El acordeón que formaban Vettel, seguido por Hamilton y después Alonso cedía y recogía. Concretamente se encogió a medida que se fue aproximando la primera visita al pasillo de los garajes. El respeto, propiciado por la paridad, enfundó el primer tercio de la carrera canadiense.
El primero en sustituir los neumáticos fue Vettel. Corría la vuelta 16 de las 70 pactadas. Una más tarde fue el momento de Hamilton, que regresó a la pista como líder. Si bien, Fernando Alonso accedió en la 19 y su vertiginoso ritmo le hizo avanzar hasta la punta de la prueba. Sería la única parada del asturiano y, a la postre, su condena.
Poco se estiró la satisfacción de Alonso, pues Hamilton le rebasó unos recodos más tarde. El inglés, que se distanció 3 segundos, pedía turno con la victoria.
La prueba entró al frigorífico. Adoptó un estado de congelación irremediable. Entonces, consumido el sopor, con 20 vueltas para el final, unos fogosos golpes de la esbelta Kim Kardashian, novia de Hamilton, irrumpieron la calma. A su pareja le acababan de volver a lastrar sus mecánicos en la segunda parada en boxes, poniendo en peligro su triunfo. Otra más. "Da todo lo que tengas", le exigían por radio al de McLaren. Y es que Alonso buscaba otro salto, una manera de forzar sus gomas que seguramente no hubiera aplicado de saber que plantearía una estrategia de una parada, siendo el único de cabeza en apostar así.

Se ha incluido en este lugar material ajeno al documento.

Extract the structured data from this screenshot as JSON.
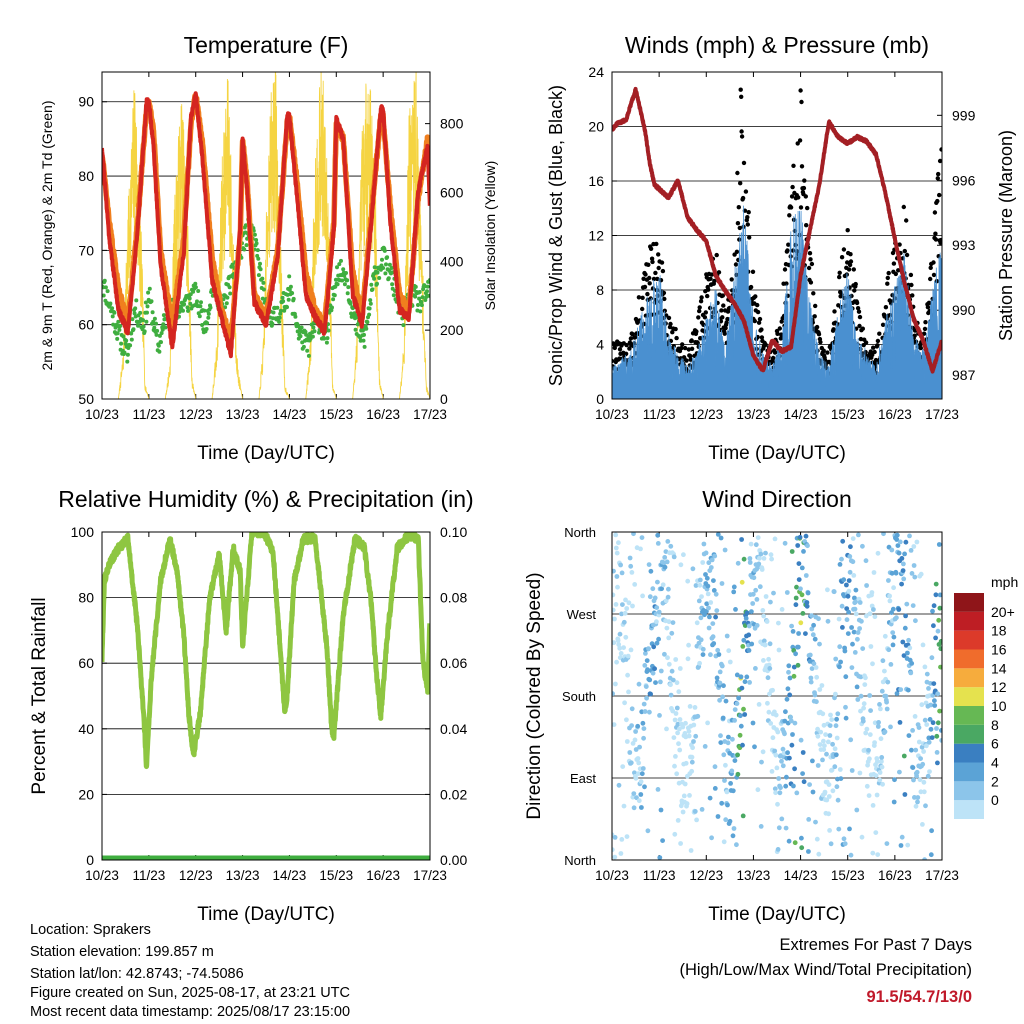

duelo de ambición Vettel, segundo y a rebufo del asturiano, aguardó para ver qué hacía Alonso. Y éste, más de lo mismo. El resultado: ambos, que solo comprendían la victoria, se la jugaron a una parada; Pérez y Raikkonen habían demostrado en el primer stint que era posible. "Si corremos para hacer segundo es más triste", avalaría luego el samurai Alonso, que, sin embargo, con su osadía se hizo el hara-kiri. Parecía que Ferrari contaba con manga ancha, que resistiría en el liderato con la rectificación de la estrategia, pero con solo 5 vueltas en el horizonte los calzos dijeron basta. La supervivencia pasó a ser un ejercicio imposible. Hamilton, renovado de suela, iba a por su presa como un velociraptor. El inglés robó 4 segundos por vuelta. Vettel claudicó primero. Se bajó los pantalones, pidió arrenuncio y fue al garaje para cumplir con los pronósticos de dos cambios de neumáticos. Así salvaría los muebles para ser cuarto. Fue ágil en el remedio.
Alonso, hijo adoptivo del riesgo, se quedó solo, aislado con su galimatías de la resistencia de materiales. Los persecutores eran licuadoras. Primero fue Hamilton, luego Grosjean -el sigiloso aunque evolutivo francés logró su mejor resultado en la F-1-, después Pérez y por último Vettel quienes trituraron al Ferrari con apenas caucho. La oposición a la victoria de Alonso, que llegaba líder a Montreal, fue admirable, incluso loable pensando en espectáculo, pero no hubo productividad. Desfalleció extasiadas sus ruedas. Murió ahogado en la orilla. Fue quinto y cedió su trono a un Hamilton que, con la clarividencia de su equipo, porque llegó a dudar de su estrategia natural de dos paradas, se vio vencedor. Y van siete distintos. El británico, el esperado, cuenta con en su saca con dos puntos más que Alonso.